City Health Commissioner Oxiris Barbot says those communities should not be forgotten in this discussion. Liquor store owners may think the process is moving too fast, but for neighborhoods that have been dealing with the ill effects of these businesses for generations, it doesn't feel that way. Dr. Barbot says the liquor store owners knew when they bought their licenses that they were non-conforming uses and should have considered the possibility that the city would take this action.
However, given that the non-conforming uses have been allowed to continue for 42 years, that risk must have seemed remote. The going price for a liquor license for a package goods store in the city ranges from as little as $10,000 in West Baltimore to as much as $60,000 downtown, and that doesn't count the cost of the businesses themselves. City officials say they are willing to help the owners of these stores to convert to another line of business or to move elsewhere, but it is clear that many of them would be out a substantial investment if the city takes this action.
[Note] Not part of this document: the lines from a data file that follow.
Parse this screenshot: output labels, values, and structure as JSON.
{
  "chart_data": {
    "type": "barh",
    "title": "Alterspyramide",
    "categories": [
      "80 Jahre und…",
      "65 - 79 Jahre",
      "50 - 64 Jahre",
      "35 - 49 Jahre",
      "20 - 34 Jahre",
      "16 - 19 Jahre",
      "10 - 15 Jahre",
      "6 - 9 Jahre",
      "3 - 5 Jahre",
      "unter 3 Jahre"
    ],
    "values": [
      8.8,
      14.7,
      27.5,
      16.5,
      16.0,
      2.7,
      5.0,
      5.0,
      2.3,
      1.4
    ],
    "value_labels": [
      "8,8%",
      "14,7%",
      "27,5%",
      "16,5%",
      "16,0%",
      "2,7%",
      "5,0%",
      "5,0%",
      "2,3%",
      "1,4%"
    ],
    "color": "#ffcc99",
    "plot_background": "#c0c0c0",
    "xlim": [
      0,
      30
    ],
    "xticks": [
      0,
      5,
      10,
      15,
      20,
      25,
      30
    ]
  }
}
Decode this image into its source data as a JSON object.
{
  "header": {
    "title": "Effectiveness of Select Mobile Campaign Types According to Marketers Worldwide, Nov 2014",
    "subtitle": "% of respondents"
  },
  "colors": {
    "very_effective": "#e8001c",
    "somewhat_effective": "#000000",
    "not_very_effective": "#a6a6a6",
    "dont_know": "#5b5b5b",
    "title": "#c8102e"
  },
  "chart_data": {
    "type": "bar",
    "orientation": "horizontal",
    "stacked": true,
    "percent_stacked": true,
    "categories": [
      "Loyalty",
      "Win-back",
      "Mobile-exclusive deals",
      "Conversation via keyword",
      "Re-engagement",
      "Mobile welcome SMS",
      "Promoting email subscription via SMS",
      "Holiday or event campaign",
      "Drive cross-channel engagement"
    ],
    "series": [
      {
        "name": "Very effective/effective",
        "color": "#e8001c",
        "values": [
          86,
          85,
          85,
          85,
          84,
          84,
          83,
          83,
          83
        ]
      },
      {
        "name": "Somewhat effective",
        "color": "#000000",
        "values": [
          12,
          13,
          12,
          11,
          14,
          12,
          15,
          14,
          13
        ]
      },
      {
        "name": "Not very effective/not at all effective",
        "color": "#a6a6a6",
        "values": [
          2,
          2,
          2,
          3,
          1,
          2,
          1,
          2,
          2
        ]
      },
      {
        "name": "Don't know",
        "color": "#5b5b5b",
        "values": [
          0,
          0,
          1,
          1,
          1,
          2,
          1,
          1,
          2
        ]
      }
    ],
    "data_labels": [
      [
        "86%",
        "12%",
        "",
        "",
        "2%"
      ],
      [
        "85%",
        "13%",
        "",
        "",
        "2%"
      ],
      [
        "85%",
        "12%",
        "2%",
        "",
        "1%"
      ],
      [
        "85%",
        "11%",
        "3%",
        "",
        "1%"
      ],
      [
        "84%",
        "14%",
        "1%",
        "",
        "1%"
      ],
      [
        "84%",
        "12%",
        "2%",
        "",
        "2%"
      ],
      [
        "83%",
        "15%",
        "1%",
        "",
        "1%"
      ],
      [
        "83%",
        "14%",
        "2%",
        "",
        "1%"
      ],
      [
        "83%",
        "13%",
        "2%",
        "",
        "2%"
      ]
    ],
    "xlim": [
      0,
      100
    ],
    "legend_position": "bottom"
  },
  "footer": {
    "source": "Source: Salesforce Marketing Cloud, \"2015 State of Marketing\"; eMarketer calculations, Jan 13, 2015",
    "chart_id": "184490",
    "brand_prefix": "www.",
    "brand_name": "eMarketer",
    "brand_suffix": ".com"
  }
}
Representatives of the liquor store owners have expressed a willingness to discuss a compromise with the city, and we urge officials to explore the possibility. It is important to the health and well being of many Baltimore neighborhoods to get these liquor stores out of locations where they don't belong and where they contributed to crime and disease. But it is also important that the city be fair to its business owners. City officials should seek a solution that respects both sides of the issue.
In the meantime, though, Baltimore police have the power to padlock businesses that are a public nuisance, and the liquor board can strictly enforce state and local regulations, such as those that are meant to prevent taverns from acting as de facto package stores. They should do so aggressively. The plan to change the zoning code may have the benefit of allowing the city to deal with this problem all at once, but it's likely that officials have the ability under existing law to target many of the stores that cause the most harm.